In November 2011, U.S. District Judge Emmet Sullivan (D.D.C.) released a scathing memorandum and order finding that federal prosecutors from the Department of Justice’s Public Integrity Section committed numerous specified and unspecified acts of prosecutorial misconduct in a high-profile set of federal bribery cases.
An investigation by two attorneys appointed by the court, Henry F. Schulke and William B. Shields, found that the investigation and prosecution of Sen. Ted Stevens et al. were “permeated by the systematic concealment of significant exculpatory evidence that would have independently corroborated his defense and his testimony, and seriously damaged the testimony and credibility of the government’s key witness.”

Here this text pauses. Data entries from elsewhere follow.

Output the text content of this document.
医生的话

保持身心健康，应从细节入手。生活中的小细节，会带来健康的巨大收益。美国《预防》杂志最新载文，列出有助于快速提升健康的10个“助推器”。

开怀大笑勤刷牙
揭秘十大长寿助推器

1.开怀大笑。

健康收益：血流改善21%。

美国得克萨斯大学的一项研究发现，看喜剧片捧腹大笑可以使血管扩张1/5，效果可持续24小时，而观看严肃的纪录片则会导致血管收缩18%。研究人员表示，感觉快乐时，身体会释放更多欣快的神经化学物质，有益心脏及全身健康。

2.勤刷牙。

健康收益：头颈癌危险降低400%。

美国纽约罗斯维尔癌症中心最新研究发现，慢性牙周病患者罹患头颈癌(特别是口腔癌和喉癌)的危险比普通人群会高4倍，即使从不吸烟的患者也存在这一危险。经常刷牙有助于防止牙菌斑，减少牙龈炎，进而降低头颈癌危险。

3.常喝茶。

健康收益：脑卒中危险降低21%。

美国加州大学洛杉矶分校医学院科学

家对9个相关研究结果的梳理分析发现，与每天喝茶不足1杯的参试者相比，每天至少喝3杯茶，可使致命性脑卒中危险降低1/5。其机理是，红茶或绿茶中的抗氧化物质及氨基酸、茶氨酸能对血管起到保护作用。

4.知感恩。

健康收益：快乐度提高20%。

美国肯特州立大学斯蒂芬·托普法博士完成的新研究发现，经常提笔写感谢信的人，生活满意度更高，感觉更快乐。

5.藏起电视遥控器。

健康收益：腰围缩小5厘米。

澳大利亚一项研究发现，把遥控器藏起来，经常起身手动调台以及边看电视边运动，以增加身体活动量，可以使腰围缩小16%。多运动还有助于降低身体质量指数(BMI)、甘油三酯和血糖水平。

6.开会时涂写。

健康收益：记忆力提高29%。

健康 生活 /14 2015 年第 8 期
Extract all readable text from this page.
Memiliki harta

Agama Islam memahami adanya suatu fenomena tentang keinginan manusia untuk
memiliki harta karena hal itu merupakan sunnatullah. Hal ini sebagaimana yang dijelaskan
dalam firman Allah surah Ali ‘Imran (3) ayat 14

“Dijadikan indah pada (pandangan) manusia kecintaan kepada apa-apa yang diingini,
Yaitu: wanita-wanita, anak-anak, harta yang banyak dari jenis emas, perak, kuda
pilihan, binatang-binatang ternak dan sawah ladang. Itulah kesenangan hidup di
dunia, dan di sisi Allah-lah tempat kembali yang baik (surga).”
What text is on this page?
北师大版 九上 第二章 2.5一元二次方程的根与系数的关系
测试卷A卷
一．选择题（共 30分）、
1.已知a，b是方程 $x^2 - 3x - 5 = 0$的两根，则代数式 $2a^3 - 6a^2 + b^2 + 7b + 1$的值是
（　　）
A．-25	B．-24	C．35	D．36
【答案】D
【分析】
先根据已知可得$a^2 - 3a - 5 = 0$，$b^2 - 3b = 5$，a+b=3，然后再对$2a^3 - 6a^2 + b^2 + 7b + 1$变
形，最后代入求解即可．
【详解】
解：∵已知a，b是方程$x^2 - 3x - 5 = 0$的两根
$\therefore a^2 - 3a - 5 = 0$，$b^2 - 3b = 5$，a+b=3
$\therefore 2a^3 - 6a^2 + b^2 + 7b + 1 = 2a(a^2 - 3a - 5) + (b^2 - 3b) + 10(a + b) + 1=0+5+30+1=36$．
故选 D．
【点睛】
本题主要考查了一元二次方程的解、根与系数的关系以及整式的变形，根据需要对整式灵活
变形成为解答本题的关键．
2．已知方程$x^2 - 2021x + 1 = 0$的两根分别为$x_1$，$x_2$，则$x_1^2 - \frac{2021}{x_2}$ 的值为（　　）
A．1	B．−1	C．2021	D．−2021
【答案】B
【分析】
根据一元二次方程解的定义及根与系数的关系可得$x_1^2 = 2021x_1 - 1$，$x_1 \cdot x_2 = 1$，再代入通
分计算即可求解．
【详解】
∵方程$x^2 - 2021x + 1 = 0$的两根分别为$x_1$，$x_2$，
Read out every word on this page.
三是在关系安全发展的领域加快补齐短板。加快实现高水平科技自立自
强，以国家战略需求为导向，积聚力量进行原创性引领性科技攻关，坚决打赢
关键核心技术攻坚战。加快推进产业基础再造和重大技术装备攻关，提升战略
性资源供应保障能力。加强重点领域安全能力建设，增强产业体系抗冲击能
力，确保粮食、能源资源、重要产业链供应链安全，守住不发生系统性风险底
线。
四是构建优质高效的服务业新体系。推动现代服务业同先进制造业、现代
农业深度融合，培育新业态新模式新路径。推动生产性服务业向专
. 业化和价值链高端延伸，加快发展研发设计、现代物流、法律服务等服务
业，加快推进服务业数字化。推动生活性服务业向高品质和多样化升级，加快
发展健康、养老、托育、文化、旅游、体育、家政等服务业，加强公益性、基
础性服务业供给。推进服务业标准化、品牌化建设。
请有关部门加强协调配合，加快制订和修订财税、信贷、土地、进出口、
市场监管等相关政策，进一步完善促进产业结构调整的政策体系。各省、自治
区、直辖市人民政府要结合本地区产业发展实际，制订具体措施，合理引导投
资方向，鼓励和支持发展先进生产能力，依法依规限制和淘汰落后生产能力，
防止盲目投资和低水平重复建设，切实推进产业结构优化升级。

Three prosecutors, who indicted and tried the late Sen. Stevens and at least two other Alaskan state officials, will not face criminal contempt charges, however. Because he did not issue an order that was “clear and unequivocal,” Judge Sullivan said, the prosecutors did not commit criminal contempt of court. A fourth prosecutor who was a subject of the investigation committed suicide in 2010.
Legislation proposed by NACDL clarifies that federal prosecutors have a continuing duty to disclose favorable information to a defendant in a timely fashion or sanctions will be imposed. A copy of NACDL’s proposed legislation and commentary is available on NACDL’s website at http://www. nacdl.org/discoveryrform/.
Commenting on Sullivan’s order, NACDL President Lisa M. Wayne said, “I hope two things come out of the Stevens case. First, I hope that the court orders release of Mr. Schulke’s report, which is said to be 500 pages or more. Second, I hope Congress realizes that sometimes the Constitution, the supreme law of the land, needs to be enforced with appropriate legislation. NACDL’s proposed legislation would create clear and meaningful discovery standards governing the prosecution’s duty to disclose any and all facts favoring the defendant or his case.”
The report by Schulke and Shields is expected to be released in early 2012, after the subjects and witnesses have had an opportunity to object to certain information or request redaction from the public document.